Characterization of mouse incisor tooth mesenchymal stem cells

Objectives: The continuously growing mouse incisor provides an excellent model for studying molecular mechanisms of stem cell fate determination. This work aims to: (1) Define the molecular signatures of a mesenchymal stem cell (MSC) region within the mouse incisor; (2) Develop a methodology to culture MSCs in vitro.
Methods: Based on the Notch signalling pathway activation levels in the cells, we used Laser Capture Micro dissection to capture different regions of interest within the mouse incisor dental mesenchyme. A real time PCR screening of the cDNA from the cells was performed with specific probes targeting a group of known mesenchymal quiescent stem cell markers. The corresponding protein expression levels were evaluated using immunofluorescent microscopy.
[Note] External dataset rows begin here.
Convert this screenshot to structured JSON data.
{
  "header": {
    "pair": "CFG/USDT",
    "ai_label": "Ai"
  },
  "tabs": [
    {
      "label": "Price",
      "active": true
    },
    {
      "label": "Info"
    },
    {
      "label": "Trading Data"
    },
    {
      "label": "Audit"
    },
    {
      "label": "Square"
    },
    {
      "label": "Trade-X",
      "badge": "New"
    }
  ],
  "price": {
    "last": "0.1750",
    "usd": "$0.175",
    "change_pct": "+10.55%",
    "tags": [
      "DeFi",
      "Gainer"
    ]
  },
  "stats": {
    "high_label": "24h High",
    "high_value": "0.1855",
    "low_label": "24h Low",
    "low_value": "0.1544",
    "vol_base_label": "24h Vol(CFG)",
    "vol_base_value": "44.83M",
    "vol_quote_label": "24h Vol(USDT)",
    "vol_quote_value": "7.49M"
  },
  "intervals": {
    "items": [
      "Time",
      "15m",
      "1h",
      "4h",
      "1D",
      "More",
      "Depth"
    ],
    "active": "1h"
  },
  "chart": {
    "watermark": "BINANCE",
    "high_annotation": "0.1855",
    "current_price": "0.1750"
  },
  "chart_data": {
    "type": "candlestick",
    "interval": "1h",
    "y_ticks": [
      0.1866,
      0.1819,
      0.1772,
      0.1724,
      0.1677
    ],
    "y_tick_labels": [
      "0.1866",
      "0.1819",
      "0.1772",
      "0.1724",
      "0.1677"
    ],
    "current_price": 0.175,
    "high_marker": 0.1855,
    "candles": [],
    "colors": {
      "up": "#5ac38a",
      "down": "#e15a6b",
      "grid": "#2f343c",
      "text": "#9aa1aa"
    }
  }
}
Furthermore, cell culture of dissected MSC containing incisor mesenchyme was performed and stem cell status manipulation has been attempted using an in vitro synchronisation assay.
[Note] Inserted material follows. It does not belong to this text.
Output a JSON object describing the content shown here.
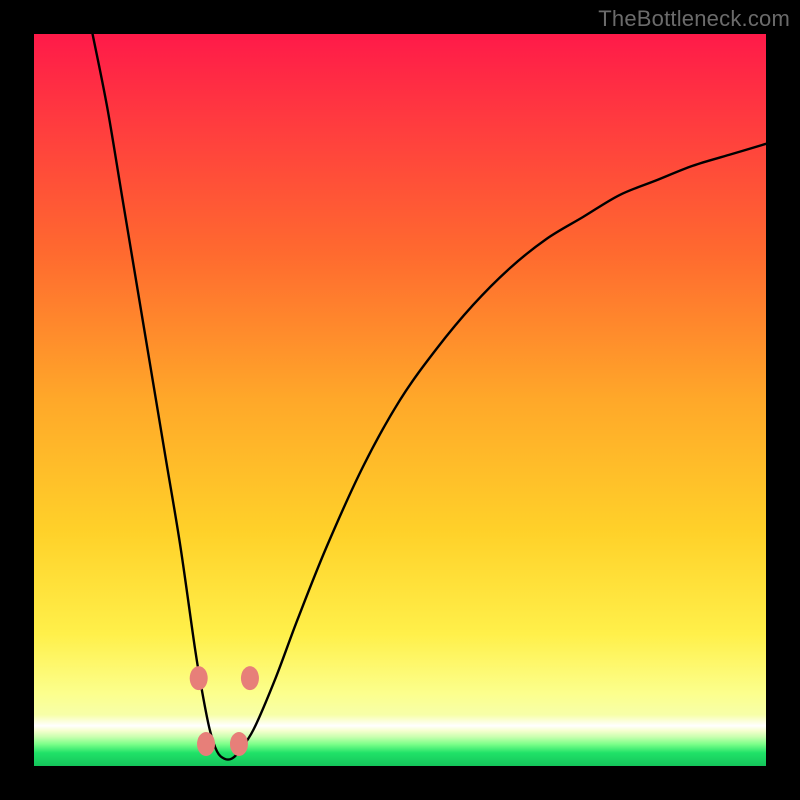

Results: We have found that mouse incisor MSCs express many similar markers to MSCs contained in other organs, such as muscle and the hematopoietic system. These cells could be cultured in vitro. Cellular quiescence and activation can be simulated using a synchronization assay. Notch signalling pathway members express differently in the MSCs and transit amplifying (activated) cells.
Conclusions: Our study showed that mouse incisor MSCs are located in a distinct region and express specific markers even when cultured in vitro. Notch signalling may play a key role in incisor MSCs maintenance and differentiation. It is expected that the molecular mechanisms driving dental stem cell behaviour, can be applied to direct differentiation of stem cells into dental tissues and possibly even utilised to grow an entire adult tooth.